# Simulations to benchmark the fine-mapping

The simulations are based on the specific GnomAD LD matrix from the 1Mb region on chromosome 7.

At each iteration of the simulation we randomly select n_causal causal variants and generate Z-scores. We then perform fine mapping using GentroPy functions and examine the output.

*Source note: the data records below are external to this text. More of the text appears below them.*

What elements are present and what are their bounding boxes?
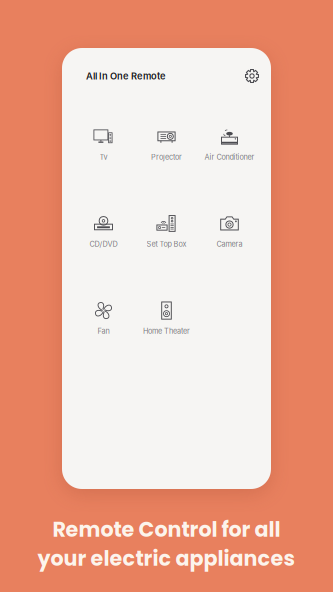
staticText: Air Conditioner xyxy=(204,153,254,162)
button[interactable]: Settings xyxy=(245,69,259,83)
staticText: Tv xyxy=(100,153,108,162)
button[interactable]: Air Conditioner xyxy=(198,126,261,162)
staticText: CD/DVD xyxy=(90,240,118,248)
button[interactable]: Set Top Box xyxy=(135,213,198,249)
button[interactable]: Camera xyxy=(198,213,261,249)
staticText: Camera xyxy=(216,240,242,248)
staticText: Projector xyxy=(151,153,182,162)
button[interactable]: Tv xyxy=(72,126,135,162)
staticText: Home Theater xyxy=(143,327,190,336)
staticText: your electric appliances xyxy=(38,544,296,573)
button[interactable]: Fan xyxy=(72,300,135,336)
button[interactable]: CD/DVD xyxy=(72,213,135,249)
staticText: All In One Remote xyxy=(86,70,166,82)
staticText: Fan xyxy=(98,327,110,336)
staticText: Remote Control for all xyxy=(52,515,280,544)
staticText: Set Top Box xyxy=(146,240,186,248)
button[interactable]: Projector xyxy=(135,126,198,162)
button[interactable]: Home Theater xyxy=(135,300,198,336)
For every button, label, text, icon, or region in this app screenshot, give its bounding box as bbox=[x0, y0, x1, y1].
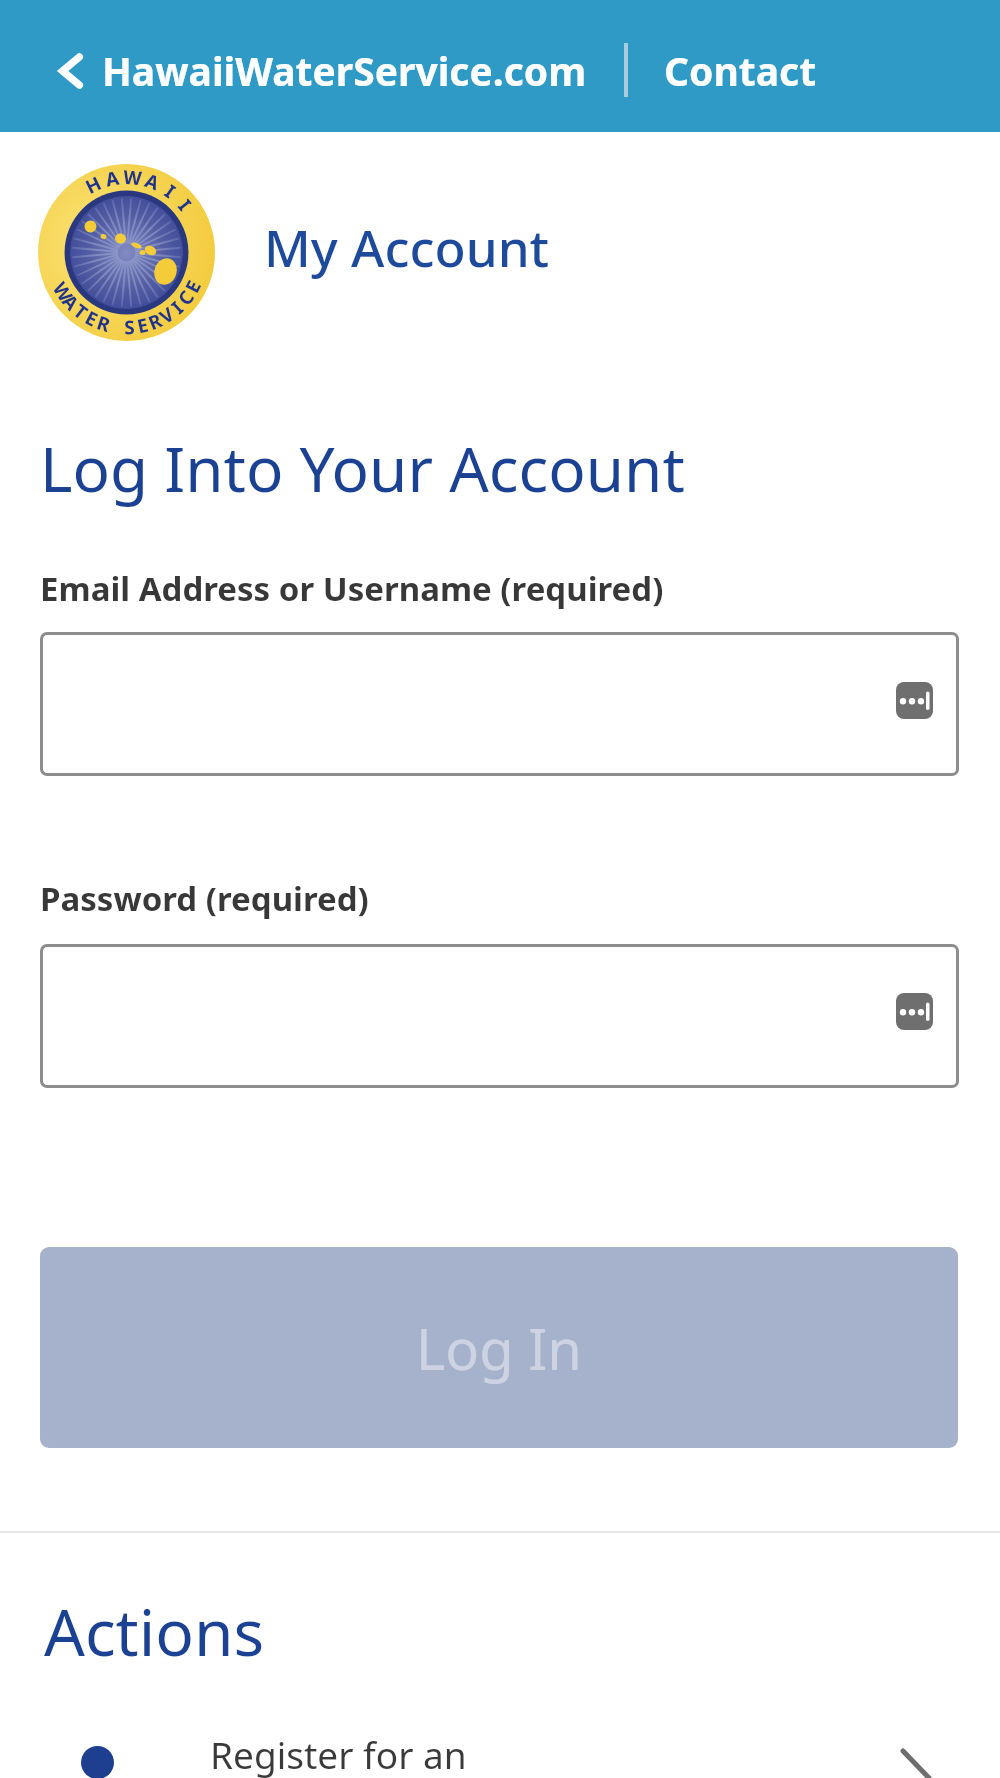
button[interactable]: Log In bbox=[40, 1247, 958, 1448]
button[interactable] bbox=[40, 632, 959, 776]
button[interactable]: HawaiiWaterService.com bbox=[58, 44, 587, 97]
staticText: Contact bbox=[664, 44, 817, 97]
staticText: Register for an bbox=[210, 1729, 467, 1778]
staticText: Email Address or Username (required) bbox=[40, 566, 664, 611]
button[interactable]: Register for an bbox=[40, 1715, 960, 1778]
staticText: Log In bbox=[416, 1310, 582, 1386]
staticText: Password (required) bbox=[40, 876, 369, 921]
staticText: Actions bbox=[44, 1588, 265, 1675]
staticText: HawaiiWaterService.com bbox=[102, 44, 587, 97]
staticText: My Account bbox=[264, 212, 550, 281]
button[interactable]: Contact bbox=[664, 44, 817, 97]
staticText: Log Into Your Account bbox=[40, 426, 685, 510]
button[interactable] bbox=[40, 944, 959, 1088]
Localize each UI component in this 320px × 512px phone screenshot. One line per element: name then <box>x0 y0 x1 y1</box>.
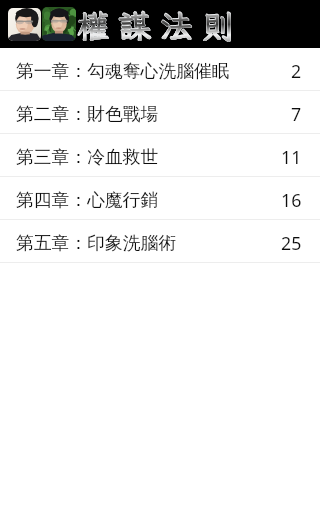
button[interactable]: Author photo 2 <box>42 7 76 41</box>
button[interactable]: 第五章：印象洗腦術 <box>0 220 320 263</box>
button[interactable]: 第三章：冷血救世 <box>0 134 320 177</box>
staticText: 7 <box>291 102 302 126</box>
staticText: 16 <box>281 188 302 212</box>
staticText: 11 <box>281 145 302 169</box>
staticText: 2 <box>291 59 302 83</box>
button[interactable]: Author photo 1 <box>8 8 41 41</box>
staticText: 第一章：勾魂奪心洗腦催眠 <box>16 60 230 82</box>
button[interactable]: 第二章：財色戰場 <box>0 91 320 134</box>
staticText: 第四章：心魔行銷 <box>16 189 159 211</box>
staticText: 第三章：冷血救世 <box>16 146 159 168</box>
staticText: 第二章：財色戰場 <box>16 103 159 125</box>
staticText: 第五章：印象洗腦術 <box>16 232 177 254</box>
button[interactable]: 第一章：勾魂奪心洗腦催眠 <box>0 48 320 91</box>
other: 權謀法則 <box>76 1 320 48</box>
staticText: 25 <box>281 231 302 255</box>
button[interactable]: 第四章：心魔行銷 <box>0 177 320 220</box>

We expect all selected variants to be presented in detected credible sets.

In [1]:
import numpy as np

from gentropy.common.session import Session
from gentropy.finemapping_simulations import FineMappingSimulations

session = Session()

Setting default log level to "WARN".
To adjust logging level use sc.setLogLevel(newLevel). For SparkR, use setLogLevel(newLevel).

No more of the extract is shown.